Tex-Twil · July 14, 2009, 5:22am

I think I get it now. On one system there was (SUN) postgres installed by default and I guess that this package creates a role postgres hence the error message:

~$ usermod -G mygroup postgres
UX: usermod: ERROR: Roles most be modified with ``rolemod''.

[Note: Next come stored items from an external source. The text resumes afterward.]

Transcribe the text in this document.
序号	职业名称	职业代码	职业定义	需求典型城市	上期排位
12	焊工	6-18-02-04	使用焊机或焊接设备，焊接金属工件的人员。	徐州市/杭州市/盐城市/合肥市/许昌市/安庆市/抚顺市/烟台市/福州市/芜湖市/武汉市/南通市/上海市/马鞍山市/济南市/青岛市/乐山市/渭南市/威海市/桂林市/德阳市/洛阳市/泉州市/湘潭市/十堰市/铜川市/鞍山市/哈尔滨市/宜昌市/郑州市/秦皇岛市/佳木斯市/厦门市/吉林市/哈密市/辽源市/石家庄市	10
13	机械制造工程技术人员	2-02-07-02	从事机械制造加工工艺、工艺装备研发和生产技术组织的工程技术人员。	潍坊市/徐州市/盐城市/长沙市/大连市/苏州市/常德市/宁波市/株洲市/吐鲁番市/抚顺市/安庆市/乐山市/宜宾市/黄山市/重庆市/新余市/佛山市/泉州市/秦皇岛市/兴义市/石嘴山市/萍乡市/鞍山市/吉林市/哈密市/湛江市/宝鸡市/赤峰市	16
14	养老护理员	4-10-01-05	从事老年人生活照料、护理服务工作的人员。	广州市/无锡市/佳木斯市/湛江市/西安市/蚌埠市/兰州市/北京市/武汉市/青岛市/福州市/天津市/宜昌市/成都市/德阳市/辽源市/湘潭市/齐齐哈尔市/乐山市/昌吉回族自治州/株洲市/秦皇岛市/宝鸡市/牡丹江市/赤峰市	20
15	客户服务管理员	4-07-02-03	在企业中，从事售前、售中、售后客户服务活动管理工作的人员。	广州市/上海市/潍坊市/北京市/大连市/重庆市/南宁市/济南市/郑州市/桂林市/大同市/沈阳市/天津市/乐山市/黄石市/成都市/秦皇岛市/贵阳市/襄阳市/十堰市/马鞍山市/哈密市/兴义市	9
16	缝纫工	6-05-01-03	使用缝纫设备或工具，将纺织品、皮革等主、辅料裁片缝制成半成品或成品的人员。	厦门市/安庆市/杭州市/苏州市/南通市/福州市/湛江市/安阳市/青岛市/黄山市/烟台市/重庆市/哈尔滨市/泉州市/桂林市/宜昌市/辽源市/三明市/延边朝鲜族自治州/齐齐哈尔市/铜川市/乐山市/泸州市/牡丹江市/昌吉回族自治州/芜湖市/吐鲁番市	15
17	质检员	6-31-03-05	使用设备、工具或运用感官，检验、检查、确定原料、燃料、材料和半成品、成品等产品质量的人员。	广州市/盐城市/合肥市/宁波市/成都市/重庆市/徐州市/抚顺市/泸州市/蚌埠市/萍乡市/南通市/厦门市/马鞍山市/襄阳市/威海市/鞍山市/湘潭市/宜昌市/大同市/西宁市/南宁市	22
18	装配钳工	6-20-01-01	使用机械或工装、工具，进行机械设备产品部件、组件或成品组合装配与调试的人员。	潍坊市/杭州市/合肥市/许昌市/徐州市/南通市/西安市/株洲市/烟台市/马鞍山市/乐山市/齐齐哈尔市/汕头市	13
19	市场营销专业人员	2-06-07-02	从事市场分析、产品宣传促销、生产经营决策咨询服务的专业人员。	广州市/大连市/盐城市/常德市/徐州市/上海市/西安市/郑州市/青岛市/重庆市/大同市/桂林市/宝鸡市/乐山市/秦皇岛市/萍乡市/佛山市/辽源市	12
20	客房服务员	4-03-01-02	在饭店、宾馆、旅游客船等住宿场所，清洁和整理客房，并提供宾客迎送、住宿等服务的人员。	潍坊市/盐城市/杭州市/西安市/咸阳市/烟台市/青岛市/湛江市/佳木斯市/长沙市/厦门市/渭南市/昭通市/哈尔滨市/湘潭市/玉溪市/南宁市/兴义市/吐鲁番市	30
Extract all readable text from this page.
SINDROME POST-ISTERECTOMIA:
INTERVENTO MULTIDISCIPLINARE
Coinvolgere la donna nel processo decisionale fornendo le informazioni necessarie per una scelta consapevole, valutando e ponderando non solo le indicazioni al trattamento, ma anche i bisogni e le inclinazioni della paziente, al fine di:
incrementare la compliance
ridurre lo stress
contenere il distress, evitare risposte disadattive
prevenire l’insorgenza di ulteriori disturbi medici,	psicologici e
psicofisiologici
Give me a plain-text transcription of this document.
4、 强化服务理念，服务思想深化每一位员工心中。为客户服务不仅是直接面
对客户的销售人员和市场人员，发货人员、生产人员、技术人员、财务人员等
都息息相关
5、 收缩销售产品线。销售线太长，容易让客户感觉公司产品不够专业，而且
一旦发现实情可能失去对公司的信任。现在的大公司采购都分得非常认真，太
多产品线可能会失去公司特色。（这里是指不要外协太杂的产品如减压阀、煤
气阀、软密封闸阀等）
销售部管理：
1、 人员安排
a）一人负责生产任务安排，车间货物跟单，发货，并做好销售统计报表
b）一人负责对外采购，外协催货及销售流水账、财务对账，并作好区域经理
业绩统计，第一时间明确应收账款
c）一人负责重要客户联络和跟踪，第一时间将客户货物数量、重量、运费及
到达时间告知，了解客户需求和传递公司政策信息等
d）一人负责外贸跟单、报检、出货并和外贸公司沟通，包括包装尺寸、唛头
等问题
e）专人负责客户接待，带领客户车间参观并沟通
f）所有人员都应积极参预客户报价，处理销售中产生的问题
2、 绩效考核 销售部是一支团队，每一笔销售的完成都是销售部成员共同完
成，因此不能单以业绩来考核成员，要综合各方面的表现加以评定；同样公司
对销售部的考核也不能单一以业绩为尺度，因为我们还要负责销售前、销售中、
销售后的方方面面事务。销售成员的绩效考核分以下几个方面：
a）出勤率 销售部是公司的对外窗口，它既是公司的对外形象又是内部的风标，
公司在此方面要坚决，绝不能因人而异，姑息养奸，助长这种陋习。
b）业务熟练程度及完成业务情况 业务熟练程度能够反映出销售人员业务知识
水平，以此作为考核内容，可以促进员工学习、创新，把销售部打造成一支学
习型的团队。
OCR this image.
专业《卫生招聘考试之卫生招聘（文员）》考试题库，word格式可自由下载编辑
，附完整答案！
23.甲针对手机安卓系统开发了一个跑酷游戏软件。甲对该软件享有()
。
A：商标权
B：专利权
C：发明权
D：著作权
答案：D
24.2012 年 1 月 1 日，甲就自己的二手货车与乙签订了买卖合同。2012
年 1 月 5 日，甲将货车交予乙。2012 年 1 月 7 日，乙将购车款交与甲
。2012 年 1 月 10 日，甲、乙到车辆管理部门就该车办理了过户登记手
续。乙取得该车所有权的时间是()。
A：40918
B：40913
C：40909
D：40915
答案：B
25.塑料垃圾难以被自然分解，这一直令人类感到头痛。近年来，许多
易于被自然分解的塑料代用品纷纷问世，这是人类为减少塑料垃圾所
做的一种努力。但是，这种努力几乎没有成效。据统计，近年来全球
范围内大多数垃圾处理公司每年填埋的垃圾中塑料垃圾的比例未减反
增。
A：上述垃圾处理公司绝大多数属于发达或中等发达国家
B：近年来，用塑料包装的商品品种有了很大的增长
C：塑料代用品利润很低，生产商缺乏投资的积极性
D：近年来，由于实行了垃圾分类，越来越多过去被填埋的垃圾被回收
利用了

So can I rely on those file to decide which of the two commands I have to use the add the user to a group ?

Thanks,
Tex

---------- Post updated 07-14-09 at 04:22 AM ---------- Previous update was 07-13-09 at 10:51 AM ----------

I think I found the command I needed:

# auths postgres
solaris.smf.manage.postgres,solaris.smf.value.postgres,solaris.device.cdrw,solaris.profmgr.read,solaris.jobs.users,solaris.mail.mailq

So if this output contains "postgres" I should use rolemod to add the user postgres to a group, otherwise usermod.

Is that correct ?

kumarmani · July 14, 2009, 5:49am

Yes, I mean you can decide with the help of above that you need usermod or rolemode to modify the postgres !!!

Tex-Twil · July 14, 2009, 5:50am

EDIT3

No the auth command doesn't help. I think I have to grep the /etc/user_attr file to know if there is a role postgres.